Rostam has pulled influences from all corners of his career for his new material. Whether it be from his early synth-pop electronic work, his time spent working on soundtracks for movies like The East (directed by his brother, Zal) or his depressing vocals from his work with Vampire Weekend.

The soft, Vampire Weekend influence is still there in his vocals, but the content he’s singing has more personal depth to it. The lyrics read more like ballads, like on his song EOS, which Rostam released in January.

The Future

Rostam may have left Vampire Weekend, but he took parts of their song-making blueprint with him.
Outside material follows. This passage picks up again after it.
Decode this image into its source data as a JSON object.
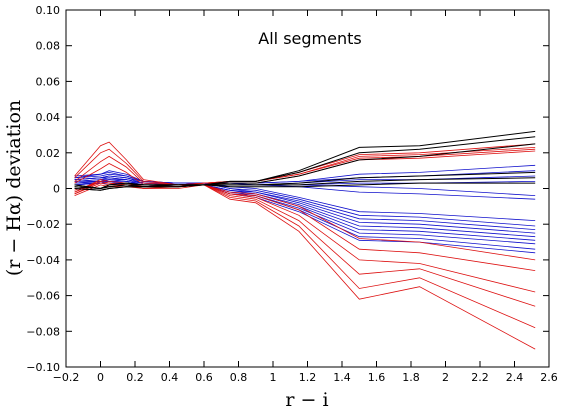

It would be hard to listen to the songs he has released this year and not hear the influence of his former band in the sounds of his voice: worried, depressed, bare.

The poetic lyrics are something that fans of Vampire Weekend will immediately recognize, but may not enjoy, as they’re coupled with electronic production rather than the usual rock-based instrumentation.

Though we’ve only heard two solo songs from Rostam in his post-Vampire-Weekend era, they are both big hitters, emotionally and sonically.

Rostam is expected to release a solo album later this year via XL recordings, and according to Koenig, Vampire Weekend are also gearing up to prepare a new album, which Rostam may still play a role in.

Rostam’s past ten years with Vampire Weekend have been successful, and the band’s fan-base should still be excited for what he has in store next. Whether it be writing love ballads, producing dancey synth-pop, or sharing his views on American politics, we’ll be eagerly waiting for whatever he releases next.